I’m reading the research paper my daughter wrote at the end of her placement year about the impact of parenting on sexual risk-taking in young adults and trying to identify my own style and wondering what it did to my kids.
During a conversation while she was working on it she said, rather more assertively than felt comfortable, “You weren’t authoritative parents.”
I remember feeling that “permissive” might not have been all that great either.
While I embrace the warm and nurturing aspects the implied absence of boundaries, which I recognise in almost every situation I can bring to mind, makes me question whether I damaged my children or whether I just did what I’d experienced myself.
My mother used to extol the virtue of letting us take responsibility and find our own way through things but there were times when I could have done with some limits and intervention, even if I didn’t realise it at the time.
My father didn’t even take responsibility for himself so there wasn’t much guidance in that direction.
So as my children have reached their twenties it has become clear that parenting appears to be as much about luck as judgement.
My children have emerged as responsible, sensitive and thoughtful adults but I’m not sure I can take much credit.

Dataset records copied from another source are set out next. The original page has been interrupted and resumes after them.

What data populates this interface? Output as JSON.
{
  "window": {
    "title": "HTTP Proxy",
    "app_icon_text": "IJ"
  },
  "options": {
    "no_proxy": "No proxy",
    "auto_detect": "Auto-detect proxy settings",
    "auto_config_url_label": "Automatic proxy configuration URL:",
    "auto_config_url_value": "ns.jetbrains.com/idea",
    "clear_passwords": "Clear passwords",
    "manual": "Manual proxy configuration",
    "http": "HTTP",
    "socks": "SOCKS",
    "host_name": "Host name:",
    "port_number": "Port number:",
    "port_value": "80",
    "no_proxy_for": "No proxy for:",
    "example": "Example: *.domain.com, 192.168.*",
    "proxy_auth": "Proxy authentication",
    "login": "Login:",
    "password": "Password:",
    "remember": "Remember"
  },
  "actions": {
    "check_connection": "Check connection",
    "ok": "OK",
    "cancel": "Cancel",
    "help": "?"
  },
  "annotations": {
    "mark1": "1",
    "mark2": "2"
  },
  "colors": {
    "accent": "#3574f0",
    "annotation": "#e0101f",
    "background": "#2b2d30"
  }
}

I begin with good intentions, imagining a harder boundary than the one I end up imposing partly due to a need for approval, and partly from a useful awareness that not every battle is worth fighting.
When they were children and staying at friends’ houses other parents wanted to know which movie they were watching and would veto any choice they felt unsuitable, but we always let it slide.
It seemed unwinnable and unnecessary to censor the uncensorable.
A few years later when my son, still a child, was galavanting around “Grand Theft Auto” on his Playstation shooting prostitutes and stealing cars by flinging unsuspecting drivers from their seats with abandon I hoped my judgement hadn’t been off.
Once they’d grown up I repeated the same strategy with the dogs.
“The puppy is not going to be allowed on the sofa,” I remember saying before the first one arrived.
Now we hoover out the beds to get rid of the dog hairs before getting into them, and I sit wherever there is space as the dogs spread out on the sofa.
“We’re going to train that out of you,” my daughter says as the puppy sits crying for a bit of leftover parmesan after dinner.
“Don’t worry Nell, she’ll be moving out soon,” I tell the dog.
Both children will soon be gone and I’ll be left to wonder how well we have prepared them for what comes next.
“It’s going to be a shock when you’re having to pay all your own bills and cook all your own meals,” I call while I’m simultaneously emptying the dishwasher and watching that the pressure cooker doesn’t explode with the dinner I’ve prepared.
Then there won’t be anyone to make dinner for and my increasingly pathos-ridden text won’t be required,
“Who is in for dinner tonight?”
Five mundane words that represent the last vestiges of whatever effective parenting I have managed to deliver.
“No thanks,” is the increasingly predictable response.
While I’m chatting with my daughter my wife texts to say that she will be home shortly.
“I’m wearing tights,” she adds, which we understand as code for “Please put the puppy in another room so I don’t get torn to shreds due to our inability to stop her from getting overexcited when we come in.”
She changes her mind and says, “Don’t worry, I’ll do what Beth does.”
My daughter and I look at each other and smile.
“There’s no point in her trying that. It only works with me because I’ve always stopped her jumping up,” she says.
My wife comes in and the dog goes berserk.
“Biscuit, biscuit,” she keeps saying repeatedly as she tries to make it into the kitchen without her clothing in ruins, the dog ignoring her pleas and scrabbling desperately for attention.
“It’s like she’s shouting her safe word but nobody told the dog,” my daughter laughs.
Maybe the children will fill in the gaps that I left, there are signs that they already have, which is, after all, the important task of shaking off the inevitable inadequacies of our parents.